LLe 20 mai, le procureur de la Cour pénale internationale (CPI), Karim Khan, a soumis à la Chambre préliminaire I des demandes d’émission de mandats d’arrêt liés à la situation dans l’État de Palestine. Beaucoup pensaient au départ que les mandats d’arrêt avaient été émis, mais se sont ensuite rendu compte qu’il appartenait en réalité aux juges d’accéder en tout ou en partie à la demande de Karim Khan.
La tâche n’est pas facile et la responsabilité qui repose sur les épaules des juges est lourde. Ces derniers n’ont désormais que peu de marge de manœuvre pour rejeter la demande du procureur de la République qui l’a rendue publique. En principe, il est rare à ce stade de communiquer sur le simple dépôt de candidatures. Mais il s’agit clairement d’une situation sans précédent dans laquelle des attentes particulières sont placées sur la Cour et dans laquelle l’avenir de la justice pénale internationale est plus que jamais en jeu.
Si les mandats d’arrêt sont émis, on pourra alors compter sur la coopération des 124 États contractants à la Cour pénale internationale pour arrêter les suspects, à condition qu’ils se trouvent sur l’un de leurs territoires. Tout dépendra donc des Etats et de leur bonne volonté.
Ouvrir « la porte à tout »
Dans le scénario le plus probable, les suspects ne seront pas arrêtés (ce qui se voit à la difficulté qu’éprouve encore le tribunal à les arrêter). Omar Al Béchir), comment faut-il les juger ? Plusieurs voix s’élèvent et réclament que le procès se tienne par contumace ou en l’absence [en l’absence de la personne intéressée]. Un collectif de praticiens animé par Catherine Mabille, Bruno Cotte et François Roux propose de modifier le Statut de Rome [nom du traité qui a créé la Cour pénale internationale] inclure la possibilité de jugement en l’absence. Pour les universitaires Julian Fernandez et Serge Sur, la CPI est condamnée à le faire en raison de l’impossibilité de juger par contumace. « Rôle du spectateur engagé » [dans une tribune publiée dans Le Monde le 4 juin]. En fin de compte, beaucoup conviennent qu’il faut « faire quelque chose ».
Dans la pratique, la simple évocation d’une modification du Statut de Rome a toujours effrayé la plupart des acteurs de la justice pénale internationale. Un changement de statut ouvrirait « la porte à tout » et surtout la porte de sortie : de nombreux États préféreraient se retirer de l’instrument juridique. Ces arguments ont été justifiés lorsque le tribunal est tombé en désuétude et a été déçu.
L’intérêt renouvelé pour la justice pénale internationale et la CPI n’a jamais été aussi grand et des espoirs déçus ont été ravivés.
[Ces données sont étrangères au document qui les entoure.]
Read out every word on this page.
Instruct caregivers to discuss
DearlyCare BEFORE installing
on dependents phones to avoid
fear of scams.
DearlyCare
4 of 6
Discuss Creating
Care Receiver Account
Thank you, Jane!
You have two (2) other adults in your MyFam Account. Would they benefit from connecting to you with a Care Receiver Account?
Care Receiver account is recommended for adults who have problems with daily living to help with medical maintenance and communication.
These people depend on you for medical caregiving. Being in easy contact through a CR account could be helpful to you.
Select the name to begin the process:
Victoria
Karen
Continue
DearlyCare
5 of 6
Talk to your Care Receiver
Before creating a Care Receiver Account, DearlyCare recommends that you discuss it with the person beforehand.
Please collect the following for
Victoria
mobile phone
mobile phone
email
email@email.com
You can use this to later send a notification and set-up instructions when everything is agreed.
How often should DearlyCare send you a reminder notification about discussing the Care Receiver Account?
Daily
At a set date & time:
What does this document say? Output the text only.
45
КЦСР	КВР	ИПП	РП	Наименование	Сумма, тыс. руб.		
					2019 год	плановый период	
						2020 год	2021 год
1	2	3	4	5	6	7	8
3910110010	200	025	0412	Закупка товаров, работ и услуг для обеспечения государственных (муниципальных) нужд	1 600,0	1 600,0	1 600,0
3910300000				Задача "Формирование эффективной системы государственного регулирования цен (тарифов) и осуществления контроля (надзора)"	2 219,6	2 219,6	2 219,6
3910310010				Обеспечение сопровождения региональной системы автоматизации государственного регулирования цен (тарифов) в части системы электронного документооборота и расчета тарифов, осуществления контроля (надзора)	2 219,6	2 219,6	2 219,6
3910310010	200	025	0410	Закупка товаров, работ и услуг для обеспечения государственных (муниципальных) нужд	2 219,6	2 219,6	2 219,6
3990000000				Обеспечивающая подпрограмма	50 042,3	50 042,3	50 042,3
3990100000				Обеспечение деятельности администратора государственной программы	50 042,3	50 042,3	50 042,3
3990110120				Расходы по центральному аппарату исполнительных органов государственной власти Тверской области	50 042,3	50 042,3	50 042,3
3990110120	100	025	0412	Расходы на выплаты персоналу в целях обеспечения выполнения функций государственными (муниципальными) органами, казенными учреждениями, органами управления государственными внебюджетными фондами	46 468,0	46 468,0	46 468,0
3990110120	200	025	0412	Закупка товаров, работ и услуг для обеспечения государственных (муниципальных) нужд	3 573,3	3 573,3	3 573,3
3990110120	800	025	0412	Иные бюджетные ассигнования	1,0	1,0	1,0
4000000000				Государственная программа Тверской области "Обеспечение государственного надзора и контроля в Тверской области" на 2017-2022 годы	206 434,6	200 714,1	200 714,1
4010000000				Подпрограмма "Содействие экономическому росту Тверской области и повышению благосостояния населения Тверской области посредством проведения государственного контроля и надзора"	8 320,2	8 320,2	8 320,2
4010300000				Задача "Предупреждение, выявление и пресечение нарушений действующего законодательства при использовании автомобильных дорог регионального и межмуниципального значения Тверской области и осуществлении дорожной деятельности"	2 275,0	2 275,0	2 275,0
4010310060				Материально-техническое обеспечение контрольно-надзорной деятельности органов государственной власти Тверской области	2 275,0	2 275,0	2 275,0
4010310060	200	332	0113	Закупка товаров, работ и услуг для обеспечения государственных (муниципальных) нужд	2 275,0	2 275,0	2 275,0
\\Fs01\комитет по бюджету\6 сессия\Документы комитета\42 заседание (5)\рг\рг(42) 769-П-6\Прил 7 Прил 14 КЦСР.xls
En supposant que le Statut de Rome soit amendé, comment jugerions-nous Vladimir Poutine ou Benjamin Netanyahu, deux chefs d’État qui se sont tous deux fortement opposés à la Cour et ne reconnaissent pas son autorité ? Les juger signifie inévitablement un processus juste et contradictoire. Comment alors imaginer un tel procès et assurer sa légitimité sans la présence et le soutien des accusés ?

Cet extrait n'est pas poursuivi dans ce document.